1 files changed, 0 insertions, 76 deletions
diff --git a/third_party/rust/packed_simd/perf-guide/src/vert-hor-ops.md b/third_party/rust/packed_simd/perf-guide/src/vert-hor-ops.md
deleted file mode 100644
index d0dd1be12a..0000000000
--- a/third_party/rust/packed_simd/perf-guide/src/vert-hor-ops.md
+++ /dev/null
@@ -1,76 +0,0 @@
-# Vertical and horizontal operations
-
-In SIMD terminology, each vector has a certain "width" (number of lanes).
-A vector processor is able to perform two kinds of operations on a vector:
-
-- Vertical operations:
-  operate on two vectors of the same width, result has same width
-
-**Example**: vertical addition of two `f32x4` vectors
-
-      %0     == | 2 | -3.5 |  0 | 7 |
-                  +     +     +   +
-      %1     == | 4 |  1.5 | -1 | 0 |
-                  =     =     =   =
-    %0 + %1  == | 6 |  -2  | -1 | 7 |
-
-- Horizontal operations:
-  reduce the elements of two vectors in some way,
-  the result's elements combine information from the two original ones
-
-**Example**: horizontal addition of two `u64x2` vectors
-
-      %0     == | 1 |  3 |
-                  └─+───┘
-                    └───────┐
-                            │
-      %1     == | 4 | -1 |  │
-                  └─+──┘    │
-                    └───┐   │
-                        │   │
-                  ┌─────│───┘
-                  ▼     ▼
-    %0 + %1  == | 4 |   3 |
-
-## Performance consideration of horizontal operations
-
-The result of vertical operations, like vector negation: `-a`, for a given lane,
-does not depend on the result of the operation for the other lanes.
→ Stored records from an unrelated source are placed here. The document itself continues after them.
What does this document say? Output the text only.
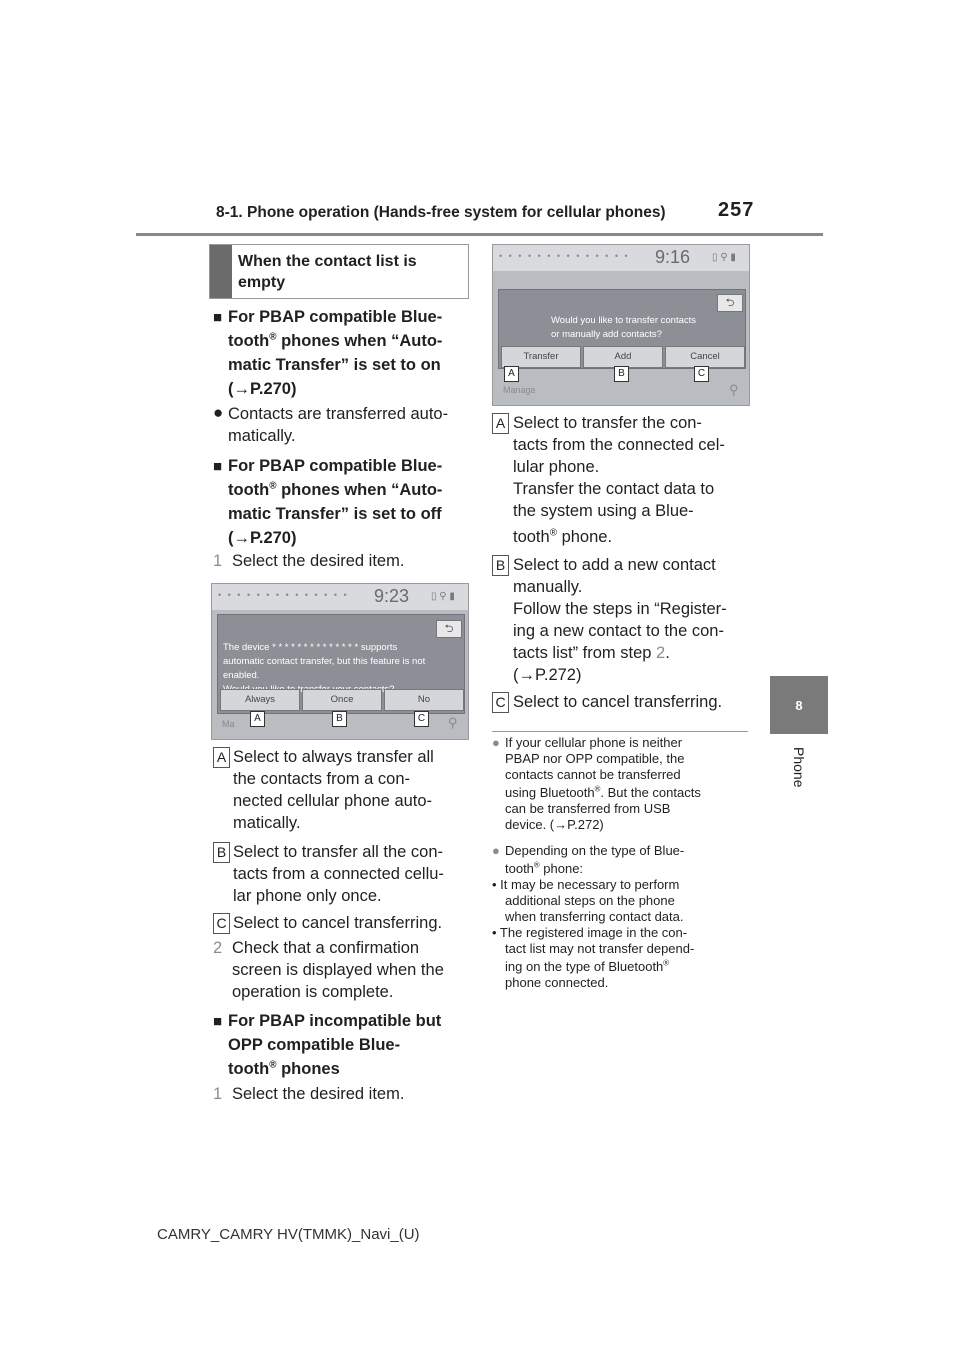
8-1. Phone operation (Hands-free system for cellular phones)	257
8
Phone
When the contact list is
empty
■ For PBAP compatible Blue-
tooth® phones when “Auto-
matic Transfer” is set to on
(→P.270)
● Contacts are transferred auto-
matically.
■ For PBAP compatible Blue-
tooth® phones when “Auto-
matic Transfer” is set to off
(→P.270)
1 Select the desired item.
• • • • • • • • • • • • • • 9:23 ▯ ⚲ ▮
⮌
The device * * * * * * * * * * * * * * supports
automatic contact transfer, but this feature is not enabled.
Always	Once	No
Ma	A	B	C ⚲
A Select to always transfer all
the contacts from a con-
nected cellular phone auto-
matically.
B Select to transfer all the con-
tacts from a connected cellu-
lar phone only once.
C Select to cancel transferring.
2 Check that a confirmation
screen is displayed when the
operation is complete.
■ For PBAP incompatible but
OPP compatible Blue-
tooth® phones
1 Select the desired item.
• • • • • • • • • • • • • • 9:16 ▯ ⚲ ▮
⮌
Would you like to transfer contacts
or manually add contacts?
Transfer	Add	Cancel
Manage
A	B	C
⚲
A Select to transfer the con-
tacts from the connected cel-
lular phone.
Transfer the contact data to
the system using a Blue-
tooth® phone.
B Select to add a new contact
manually.
Follow the steps in “Register-
ing a new contact to the con-
tacts list” from step 2.
(→P.272)
C Select to cancel transferring.
● If your cellular phone is neither
PBAP nor OPP compatible, the
contacts cannot be transferred
using Bluetooth®. But the contacts
can be transferred from USB
device. (→P.272)
● Depending on the type of Blue-
tooth® phone:
• It may be necessary to perform
additional steps on the phone
when transferring contact data.
• The registered image in the con-
tact list may not transfer depend-
ing on the type of Bluetooth®
phone connected.
CAMRY_CAMRY HV(TMMK)_Navi_(U)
The result
-of horizontal operations, like the vector `sum` reduction: `a.sum()`, depends on
-the value of all vector lanes.
-
-In virtually all architectures vertical operations are fast, while horizontal
-operations are, by comparison, very slow.
-
-Consider the following two functions for computing the sum of all `f32` values
-in a slice:
-
-```rust
-fn fast_sum(x: &[f32]) -> f32 {
-    assert!(x.len() % 4 == 0);
-    let mut sum = f32x4::splat(0.); // [0., 0., 0., 0.]
-    for i in (0..x.len()).step_by(4) {
-        sum += f32x4::from_slice_unaligned(&x[i..]);
-    }
-    sum.sum()
-}
-
-fn slow_sum(x: &[f32]) -> f32 {
-    assert!(x.len() % 4 == 0);
-    let mut sum: f32 = 0.;
-    for i in (0..x.len()).step_by(4) {
-        sum += f32x4::from_slice_unaligned(&x[i..]).sum();
-    }
-    sum
-}
-```
-
-The inner loop over the slice is where the bulk of the work actually happens.
-There, the `fast_sum` function perform vertical operations into a vector, doing
-a single horizontal reduction at the end, while the `slow_sum` function performs
-horizontal vector operations inside of the loop.
-
-On all widely-used architectures, `fast_sum` is a large constant factor faster
-than `slow_sum`. You can run the [slice_sum]() example and see for yourself. On
-the particular machine tested there the algorithm using the horizontal vector
-addition is 2.7x slower than the one using vertical vector operations!